Outro dia, Ricardo resolveu ir à livraria comprar um volume da Obra de Clarice Lispector “Laços de Família”. Comprou, saiu estonteante como toda pessoa que lê Clarice. Na realidade nosso personagem estava procurando um conto contido no livro e chamado – “A imitação da rosa”.
Diga-se de passagem, que habitualmente não é uma tarefa fácil ler Clarice.
Há os que vão consumir leituras e livros e quebram a cara. A nossa querida e inesquecível autora não é fácil de ler, quanto mais de se consumir. Clarice é profunda, inquietante, angustiada, leve, intrigante e tem uma escrita que sempre se volta para o cotidiano da vida. Também existem aqueles que querem conhecer, os curiosos pela alma humana. Aí se deleitam, esquecem o que reside ao seu redor e mergulham em questões existenciais alegres e tristes.
Clarice percorre as veias e artérias da nossa personalidade sem pestanejar, ou seja, sem se preocupar se o leitor vai ou não acompanhá-la. Se acompanhar, a leitura se transforma numa experiência emocional capaz de cutucar nossas vísceras, e como dizia um amigo: “Quem ler Clarice, no mínimo, sofre um pouco de labirintite”.
Pois bem, Ricardo comprou o livro, desceu a escada rolante e sentiu vontade de tomar um sorvete de creme com cobertura de frutas cítricas. Saboreando seu objeto de prazer, folheando o livro, olhando as pessoas no vai e vem de um shopping, teve uma ideia paradoxal: paguei R$ 6.30 por esse sorvete e R$27.00 pelo livro de Clarice! Quase cinco sorvetes por um livro, algo está errado, pensou.

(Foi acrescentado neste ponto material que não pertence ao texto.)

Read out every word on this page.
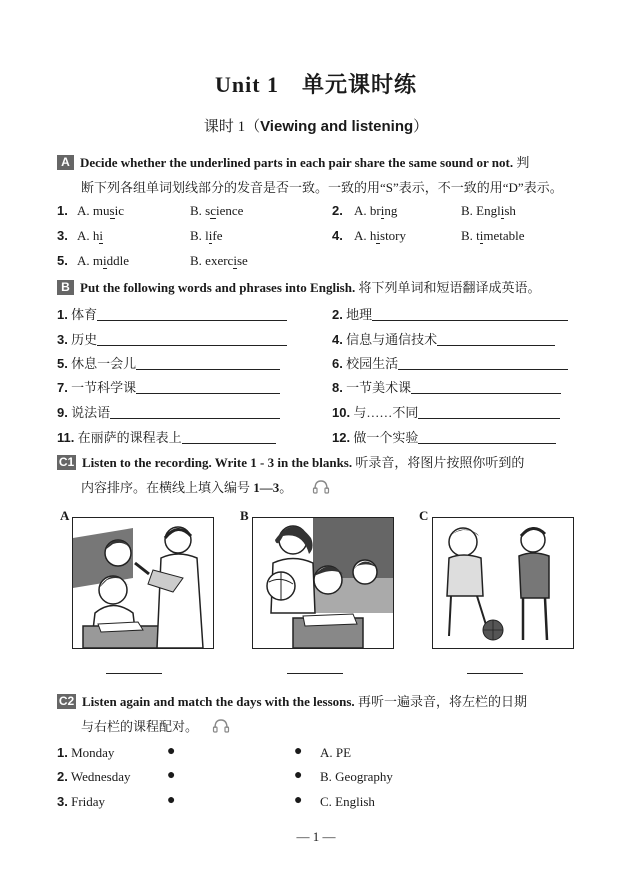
Unit 1　单元课时练
课时 1（Viewing and listening）
A Decide whether the underlined parts in each pair share the same sound or not. 判
断下列各组单词划线部分的发音是否一致。一致的用“S”表示，不一致的用“D”表示。
1. A. music	B. science	2. A. bring	B. English
3. A. hi	B. life	4. A. history	B. timetable
5. A. middle	B. exercise
B Put the following words and phrases into English. 将下列单词和短语翻译成英语。
1. 体育	2. 地理
3. 历史	4. 信息与通信技术
5. 休息一会儿	6. 校园生活
7. 一节科学课	8. 一节美术课
9. 说法语	10. 与……不同
11. 在丽萨的课程表上	12. 做一个实验
C1 Listen to the recording. Write 1 - 3 in the blanks. 听录音，将图片按照你听到的
内容排序。在横线上填入编号 1—3。
A	B	C
C2 Listen again and match the days with the lessons. 再听一遍录音，将左栏的日期
与右栏的课程配对。
1. Monday	●	● A. PE
2. Wednesday	●	● B. Geography
3. Friday	●	● C. English
— 1 —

O creme se esvai ligeiramente, é claro, um prazer transitório, efêmero e por demais caro. Uma bola ou cinco bolas equivalem ao preço de um livro, um livro. Um livro, como diz a apresentadora Lúcia Helena: “Uma escritora decidida a desvendar as profundezas da alma. Essa é Clarice Lispector, que escolheu a literatura como bússola em busca pela essência humana”. Algo está paradoxal. Não que eu seja nada contra o prazer de degustar um simples sorvete, mas por cinco bolas do sorvete eu compro a riqueza de reflexões sobre a mente humana, sobre o viver e capacidade de uma pessoa me oferecer insights preciosos sobre a vida, sobre a minha vida. Isso eu levarei por toda a minha própria existência!
O sorvete é um bem material, um objeto que produz um prazer físico e que se derrama do meu ser sem deixar rastros. Reflito agora acerca do consumismo, da sociedade pós-moderna orientada por uma tecnologia e uma politica direcionada ao Ter e não ao Ser. Penso na educação no nosso país do futebol, educação voltada para adquirir bens de consumo, riqueza material. Não se educa para pensar na existência; em melhorar as relações sociais; proporcionar politização dos jovens; redistribuir a riqueza e reduzir as diferenças entre dominados e dominadores; conscientizar para escolher políticos éticos e comprometidos com as questões sociais. O paradoxo é um sorvete ser quase o valor de um livro!
Ricardo se deprime. Depressão ante a percepção das contradições da vida atual. Com outras bolas de sorvete de creme com cobertura de frutas cítricas compraria “Infância” de Graciliano Ramos e com isso, adentraria no sofrimento de uma sociedade, ainda escravista, exploradora do dinheiro dos nossos impostos para uso próprio.
Hoje, inclusive, nossos jovens, mesmo nas escolas, não leem “Infância” no original, e sim uma adaptação de certos “escritores” pagos pelo Governo, adulterando os nossos clássicos como Machado de Assis, o próprio Graciliano, José de Alencar, Euclides da Cunha e tantos outros. Alegam que, como as palavras são difíceis e dão trabalho de pesquisar nos dicionários, eles simplificam. Meu Deus do céu, que cultura está se dando? A cultura vazia de significados humanísticos e existências. A cultura da preparação para um mercado de trabalho com fins consumistas e alienadores.
Ricardo não terminou o sorvete! Agarrou-se angustiado ao livro de Clarice e saiu seguro de que, aquela obra é transformadora em sua personalidade, e que, com 10 bolas de sorvete você poderia comprar até um livro de poemas de Carlos Drummond.